Il a commencé par le cinéma, apparaissant dans plusieurs films de son ami Quentin Dupieux, Mr. Oizo pour les intimes, Nonfilm en 2001, Steak en 2007, avant de comprendre que sa place n’était pas devant la caméra, mais derrière les platines, à faire vibrer les foules avec des sons qui sentent la nuit, l’essence et la solitude. Mais c’est bien en 2011, avec la sortie de Drive et Ryan Gosling au volant d’une Chevy rouge, que Kavinsky est révélé au monde entier. Nightcall, ce morceau qui ouvre le film, ce morceau qui a changé sa vie, comme il le disait lui-même, ce morceau qui a fait de lui une légende avant même qu’il ne s’en rende compte. Et puis, il y a eu cette cérémonie de clôture des Jeux olympiques de Paris 2024, où il s’est produit avec Angèle, qui a réinterprété ce fameux titre, et l’on a vu, ce soir-là, que Kavinsky n’était plus seulement un nom sur une playlist, mais un monument, une voix, une silhouette qui se découpait sur le ciel de Paris, comme un fantôme de l’électro française.

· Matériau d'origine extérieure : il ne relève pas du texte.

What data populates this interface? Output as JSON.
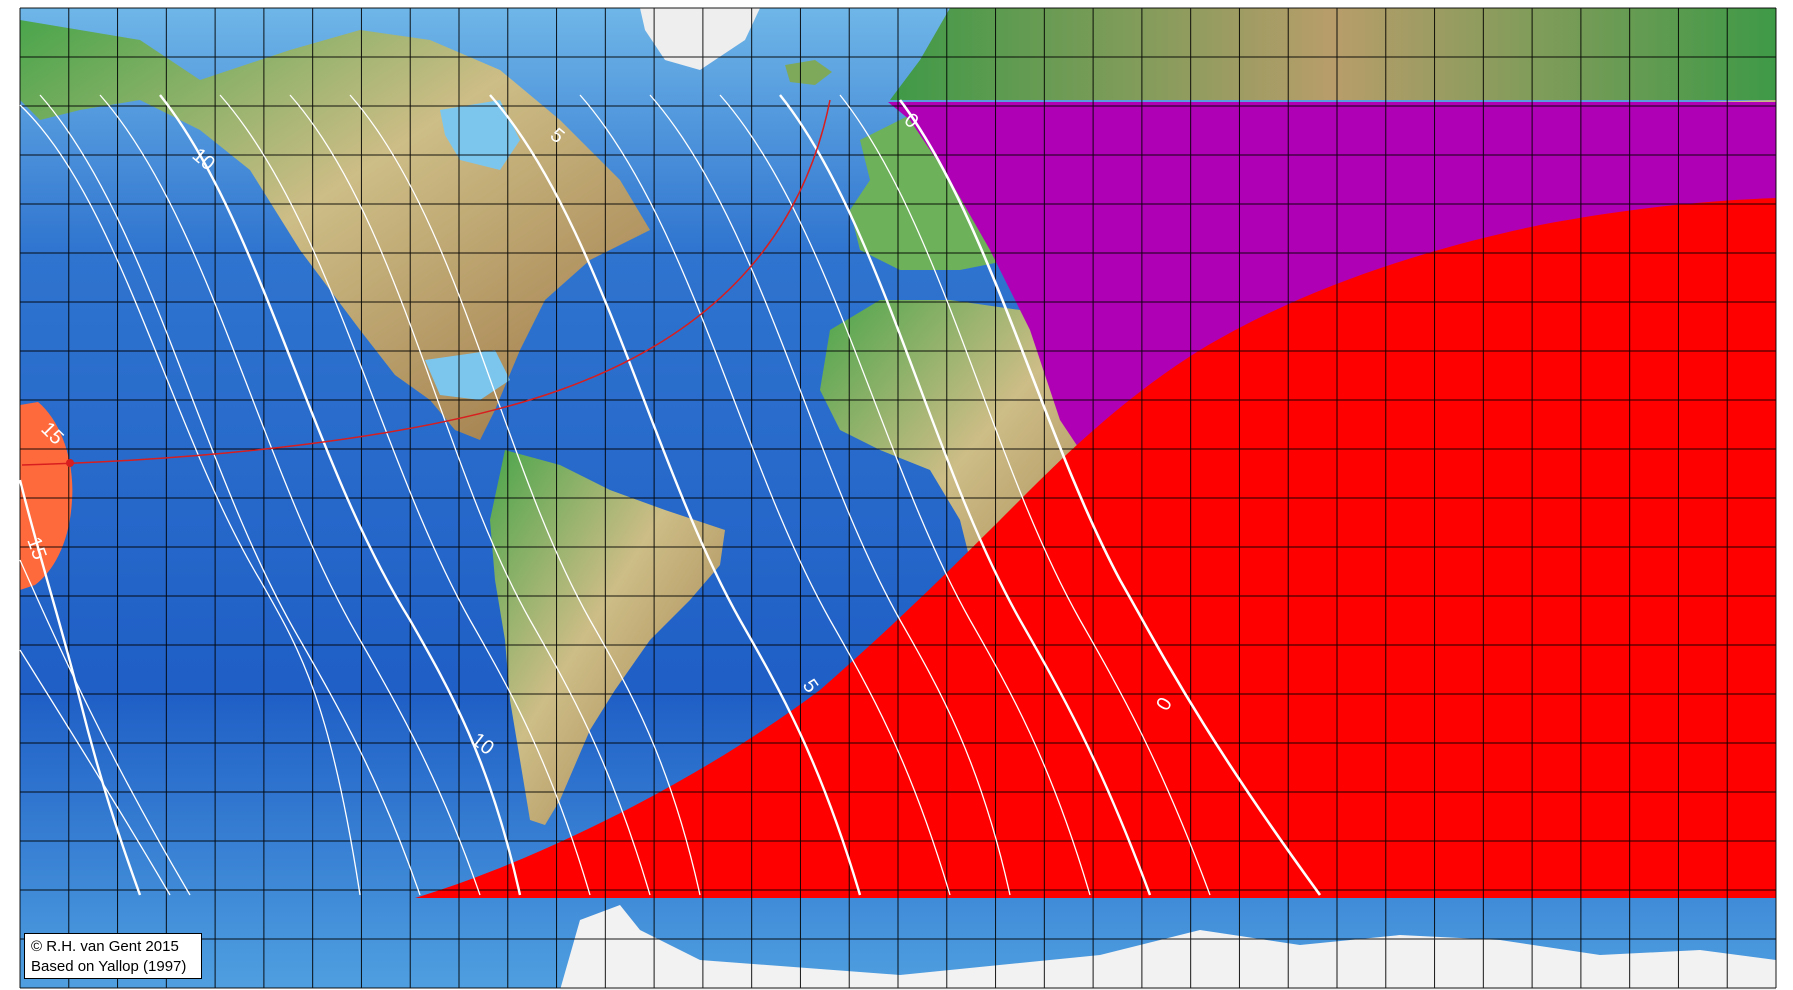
{
  "map": {
    "projection": "equirectangular world map",
    "graticule": "latitude/longitude grid lines",
    "colors": {
      "ocean_deep": "#1f5fc6",
      "ocean_shallow": "#7cc6ee",
      "land_low": "#4aa54b",
      "land_mid": "#cdbd86",
      "land_high": "#9c7444",
      "ice": "#f2f2f2",
      "zone_purple": "#b000b5",
      "zone_red": "#ff0000",
      "zone_orange": "#ff6a3d",
      "contour_lines": "#ffffff",
      "path_line": "#d81e1e",
      "grid_lines": "#000000"
    }
  },
  "overlays": {
    "zones": [
      {
        "name": "zone-purple",
        "color": "#b000b5"
      },
      {
        "name": "zone-red",
        "color": "#ff0000"
      },
      {
        "name": "zone-orange",
        "color": "#ff6a3d"
      }
    ],
    "contour_labels": [
      "10",
      "5",
      "0",
      "5",
      "10",
      "0",
      "5",
      "10",
      "15"
    ],
    "contour_labels_orange": [
      "15"
    ]
  },
  "credit": {
    "line1": "© R.H. van Gent 2015",
    "line2": "Based on Yallop (1997)"
  }
}
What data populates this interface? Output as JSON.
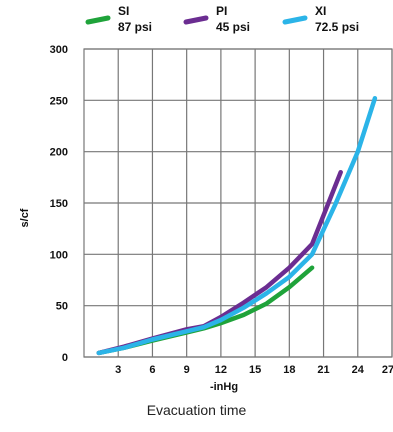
{
  "chart_data": {
    "type": "line",
    "xlabel": "-inHg",
    "ylabel": "s/cf",
    "xlim": [
      0,
      27
    ],
    "ylim": [
      0,
      300
    ],
    "x_ticks": [
      3,
      6,
      9,
      12,
      15,
      18,
      21,
      24,
      27
    ],
    "x_tick_labels": [
      "3",
      "6",
      "9",
      "12",
      "15",
      "18",
      "21",
      "24",
      "27"
    ],
    "y_ticks": [
      0,
      50,
      100,
      150,
      200,
      250,
      300
    ],
    "y_tick_labels": [
      "0",
      "50",
      "100",
      "150",
      "200",
      "250",
      "300"
    ],
    "grid": true,
    "legend_position": "top",
    "series": [
      {
        "name": "SI",
        "subtitle": "87 psi",
        "color": "#1fa33a",
        "points": [
          [
            1.3,
            4
          ],
          [
            3.5,
            9
          ],
          [
            6,
            16
          ],
          [
            9,
            24
          ],
          [
            10.5,
            28
          ],
          [
            12,
            33
          ],
          [
            14,
            41
          ],
          [
            16,
            52
          ],
          [
            18,
            68
          ],
          [
            20,
            87
          ]
        ]
      },
      {
        "name": "PI",
        "subtitle": "45 psi",
        "color": "#6b2d91",
        "points": [
          [
            1.3,
            4
          ],
          [
            3.5,
            10
          ],
          [
            6,
            18
          ],
          [
            9,
            27
          ],
          [
            10.5,
            30
          ],
          [
            12,
            39
          ],
          [
            14,
            53
          ],
          [
            16,
            68
          ],
          [
            18,
            87
          ],
          [
            20,
            110
          ],
          [
            22.5,
            180
          ]
        ]
      },
      {
        "name": "XI",
        "subtitle": "72.5 psi",
        "color": "#2bb4e8",
        "points": [
          [
            1.3,
            4
          ],
          [
            3.5,
            9
          ],
          [
            6,
            17
          ],
          [
            9,
            25
          ],
          [
            10.5,
            29
          ],
          [
            12,
            36
          ],
          [
            14,
            48
          ],
          [
            16,
            62
          ],
          [
            18,
            78
          ],
          [
            20,
            100
          ],
          [
            22,
            148
          ],
          [
            24,
            200
          ],
          [
            25.5,
            252
          ]
        ]
      }
    ]
  },
  "caption": "Evacuation time"
}
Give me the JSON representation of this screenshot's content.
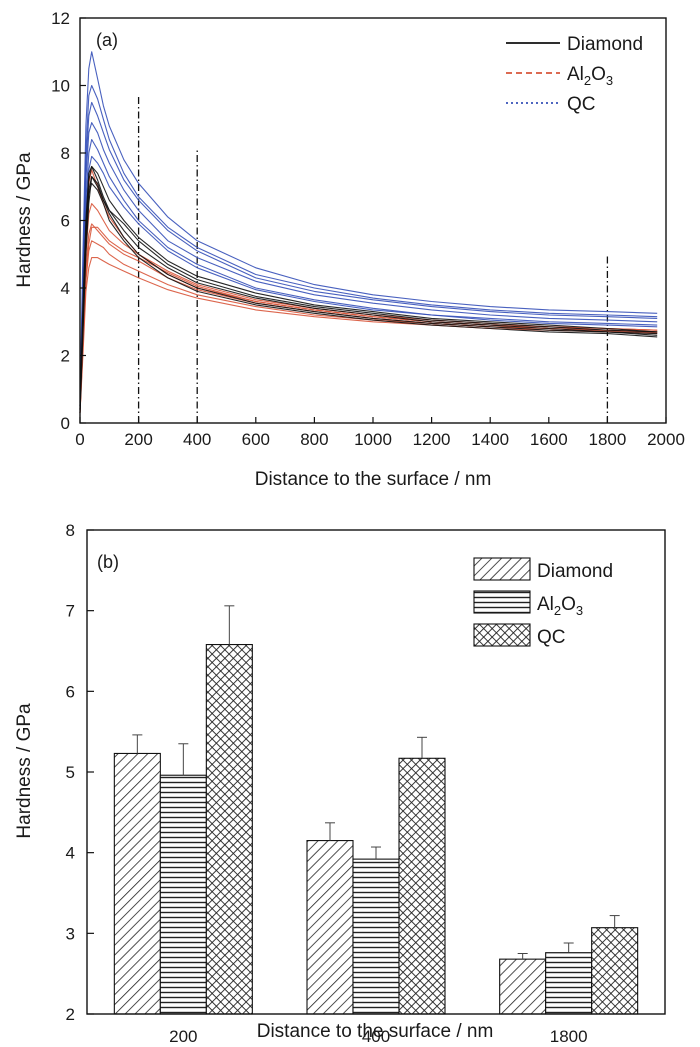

Nightcall, un hymne qui traverse les générations et les frontières
« Avec la disparition soudaine de Kavinsky, la France perd l’une de ses voix les plus singulières. Du film Drive aux JO de Paris, le monde entier avait vibré sur Nightcall », a réagi la ministre de la Culture, Catherine Pégard, sur X, avec cette solennité qui sied aux disparitions qui comptent. « À la fois dansante et nostalgique, sa musique continuera de traverser les générations et les frontières », a-t-elle déclaré, et l’on se dit que c’est bien là la plus belle des épitaphes pour un artiste qui n’a jamais cherché à durer, mais à marquer. Emmanuel Macron, lui, a écrit sobrement : « Kavinsky, fierté française pour toujours », et l’on imagine que ces mots, dans la bouche d’un président, valent tous les hommages, toutes les larmes, toutes les nuits passées à danser sur ce titre qui a fait de nous, l’espace d’un refrain, des héros de film.
Avec la disparition soudaine de Kavinsky, la France perd l’une de ses voix les plus singulières. Du film Drive aux JO de Paris, le monde entier avait vibré sur « Nightcall ». À la fois dansante et nostalgique, sa musique continuera de traverser les générations et les frontières. pic.twitter.com/jnwzU1bL6o
— Catherine Pégard (@catherinepegard) July 29, 2026
Car c’est bien là le miracle de Kavinsky : il n’a pas eu besoin de parler, de se mettre en scène, de faire des interviews à n’en plus finir, il a suffi qu’il pose ses sons, qu’il les laisse résonner, et le monde a suivi. Nightcall, c’est plus qu’un titre, c’est un état d’âme, une génération qui a grandi avec, qui a pleuré avec, qui a conduit la nuit avec, fenêtre ouverte, volume à fond, comme si la vie tout entière pouvait se résumer à ces trois minutes de synthé et de voix lointaine. Et maintenant qu’il n’est plus, on se dit que la musique, elle, continue, qu’elle traverse les murs, les âges, les chagrins, et que quelque part, dans un coin de Paris, dans un studio silencieux, dans une chambre d’ado, Nightcall résonne encore, comme un adieu, comme un hommage, comme une promesse que Kavinsky, lui, ne mourra jamais vraiment.